Sakura season is upon us! While the somei yoshino are still just budding, the internet has been full of other cherry blossom flowers the past few weeks.
So how does one tell just what kind of cherry tree they’re enjoying? Use the handy guide below to help identify the various blossoms.
One of the earliest species of sakura to bloom, the Kawazuzakura boast fluffy petals that are undeniably pink. While the town of Kawazu in Shizuoka is best known for its namesake blooms, in Tokyo they can be found at Sakura Jingu in Setagaya or Ebara Shrine in Shinagawa.
Estimated bloom: February to early March
The tiny, somewhat spiky petals of the okamezakura are what set this tree apart from other cherry blossoms. The petals are darkish pink in color. In Tokyo, the Nihombashi district is lined with okamezakura, particularly the street behind the Coredo Muromachi complex.
Estimated bloom: early to mid March
The dark pink kahnizakura are native to Okinawa and most often seen in the subtropical south. The dark pink, bell-shaped petals are striking against a blue spring sky. While not on display in many locations, you can catch a few trees in the rear section of Kiyosumi Garden.
Estimated bloom: mid-March
4. Somei Yoshino
The somei yoshino are the darlings of the country, and the species around which the entire sakura season revolves. With mostly white petals, these trees rely more on numbers than bold colors to make an impression. They can be seen everywhere in Tokyo, but in large displays along the Chidorigafuchi moat, Meguro River, and around the Akasaka Ark Hills complex.
Estimated bloom: late March-early April
Ichiyo are a bushy-blossomed cherry, with up to 20 individual petals on one flower.

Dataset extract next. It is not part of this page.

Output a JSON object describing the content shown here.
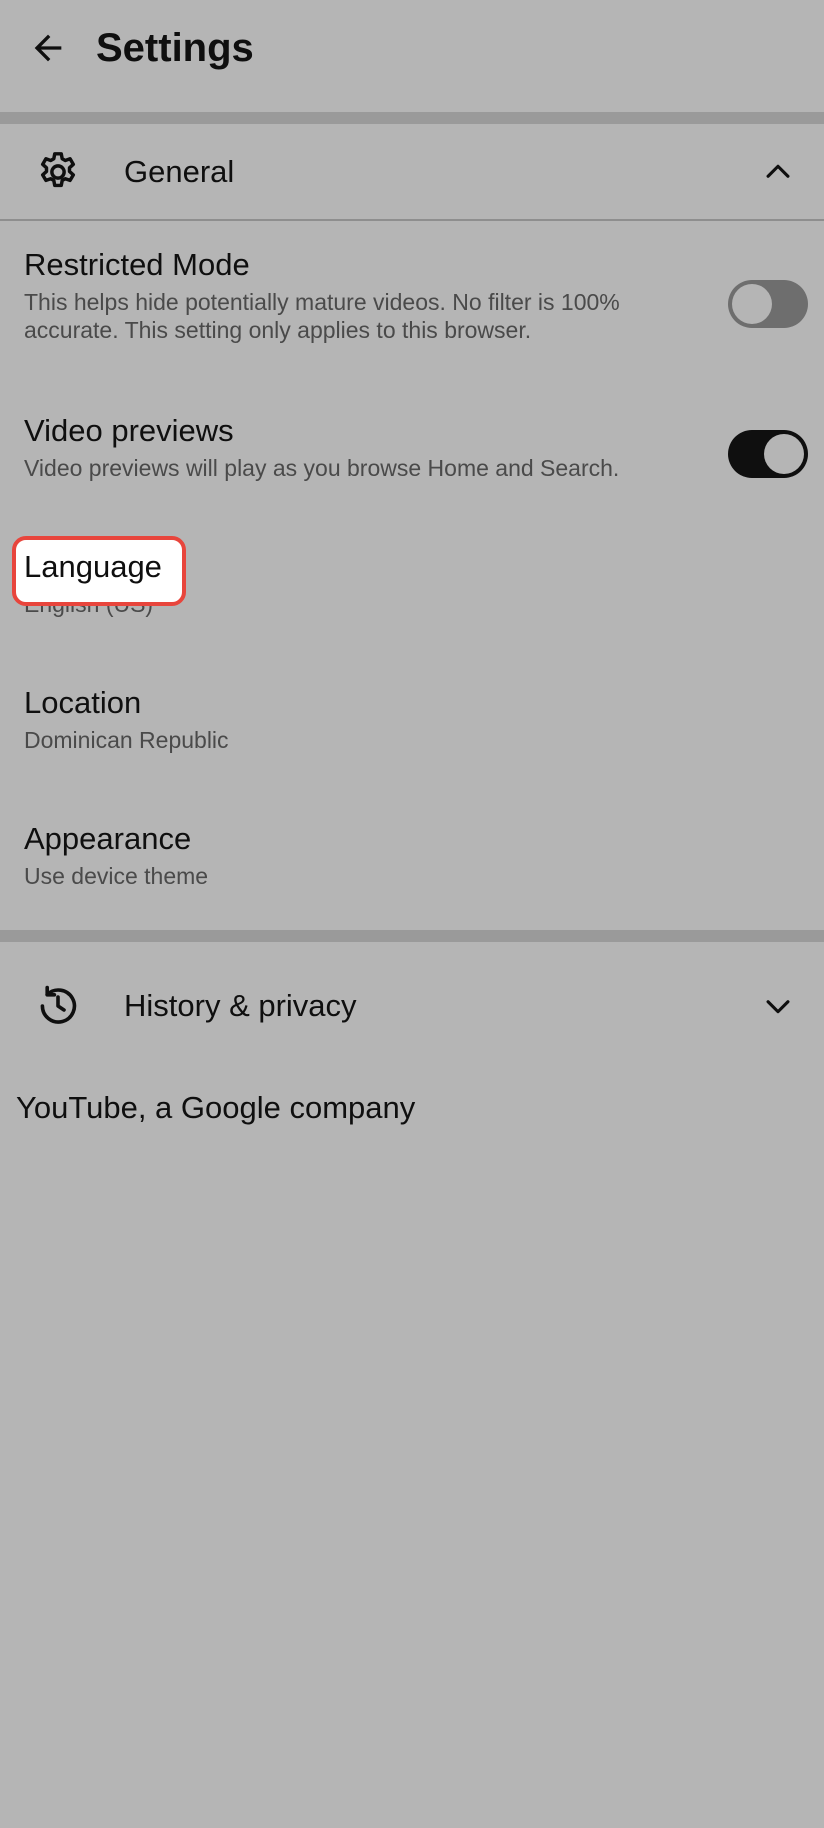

This is one of the most common types of yaezakura – or multipetaled cherries – and is enjoyed towards the end of the main sakura season. You can catch a number of ichiyo at Asukayama Park, in Oji.
Estimated bloom: mid-April
A shidarezakura, or weeping cherry, in full bloom is an impressive sight. Shidarezakura are often found planted alone, as a centerpiece of a particular temple or shrine. In Tokyo, I love the weeping cherry on the grounds of Tennoji temple, on the edge of Yanaka Cemetery.

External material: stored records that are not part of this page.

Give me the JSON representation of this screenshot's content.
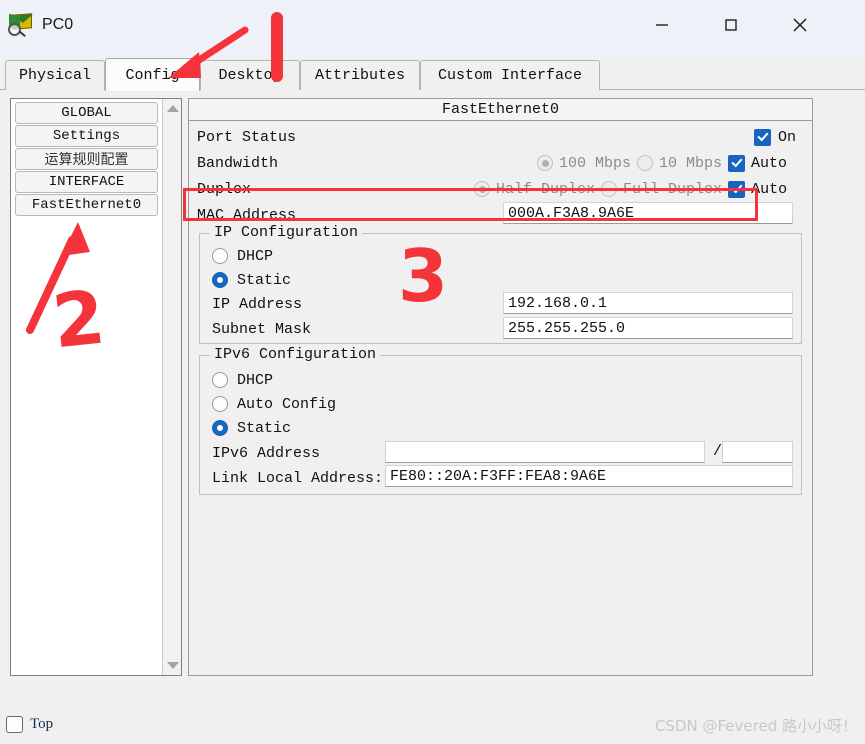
{
  "window": {
    "title": "PC0",
    "icon": "packet-tracer-device-icon",
    "controls": {
      "minimize": "–",
      "maximize": "□",
      "close": "✕"
    }
  },
  "tabs": [
    {
      "label": "Physical",
      "active": false
    },
    {
      "label": "Config",
      "active": true
    },
    {
      "label": "Desktop",
      "active": false
    },
    {
      "label": "Attributes",
      "active": false
    },
    {
      "label": "Custom Interface",
      "active": false
    }
  ],
  "sidebar": {
    "items": [
      {
        "label": "GLOBAL",
        "kind": "header"
      },
      {
        "label": "Settings",
        "kind": "item"
      },
      {
        "label": "运算规则配置",
        "kind": "item"
      },
      {
        "label": "INTERFACE",
        "kind": "header"
      },
      {
        "label": "FastEthernet0",
        "kind": "item"
      }
    ]
  },
  "panel": {
    "title": "FastEthernet0",
    "port_status": {
      "label": "Port Status",
      "on_label": "On",
      "on_checked": true
    },
    "bandwidth": {
      "label": "Bandwidth",
      "options": [
        {
          "label": "100 Mbps",
          "selected": true,
          "disabled": true
        },
        {
          "label": "10 Mbps",
          "selected": false,
          "disabled": true
        }
      ],
      "auto_label": "Auto",
      "auto_checked": true
    },
    "duplex": {
      "label": "Duplex",
      "options": [
        {
          "label": "Half Duplex",
          "selected": true,
          "disabled": true
        },
        {
          "label": "Full Duplex",
          "selected": false,
          "disabled": true
        }
      ],
      "auto_label": "Auto",
      "auto_checked": true
    },
    "mac": {
      "label": "MAC Address",
      "value": "000A.F3A8.9A6E"
    },
    "ip_config": {
      "title": "IP Configuration",
      "dhcp_label": "DHCP",
      "static_label": "Static",
      "mode": "Static",
      "ip_address_label": "IP Address",
      "ip_address_value": "192.168.0.1",
      "subnet_mask_label": "Subnet Mask",
      "subnet_mask_value": "255.255.255.0"
    },
    "ipv6_config": {
      "title": "IPv6 Configuration",
      "dhcp_label": "DHCP",
      "auto_config_label": "Auto Config",
      "static_label": "Static",
      "mode": "Static",
      "address_label": "IPv6 Address",
      "address_value": "",
      "prefix_separator": "/",
      "prefix_value": "",
      "link_local_label": "Link Local Address:",
      "link_local_value": "FE80::20A:F3FF:FEA8:9A6E"
    }
  },
  "footer": {
    "top_label": "Top",
    "top_checked": false,
    "watermark": "CSDN @Fevered 路小小呀！"
  },
  "annotations": {
    "color": "#f5333a",
    "marks": [
      {
        "id": "1",
        "text": "1",
        "kind": "number-with-arrow",
        "target": "tab-config"
      },
      {
        "id": "2",
        "text": "2",
        "kind": "number-with-arrow",
        "target": "sidebar-item-fastethernet0"
      },
      {
        "id": "3",
        "text": "3",
        "kind": "number",
        "target": "ip-configuration-group"
      },
      {
        "id": "box",
        "text": "",
        "kind": "rectangle",
        "target": "mac-address-row"
      }
    ]
  }
}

Estimated bloom: early-mid April
Jugatsuzakura (or juugatsuzakura) are known literally as “October cherry blossoms”, so named for the fact that they bloom twice a year – in spring and in autumn. While they make a muted splash on the scene in spring (as they bloom at the same time as the showier somei yoshino), it’s a special sight to see them in mid-autumn, brightening up the October scene. A famous jugatsuzakura stands on the grounds of Ikegami Honmonji temple in Tokyo’s Ota Ward.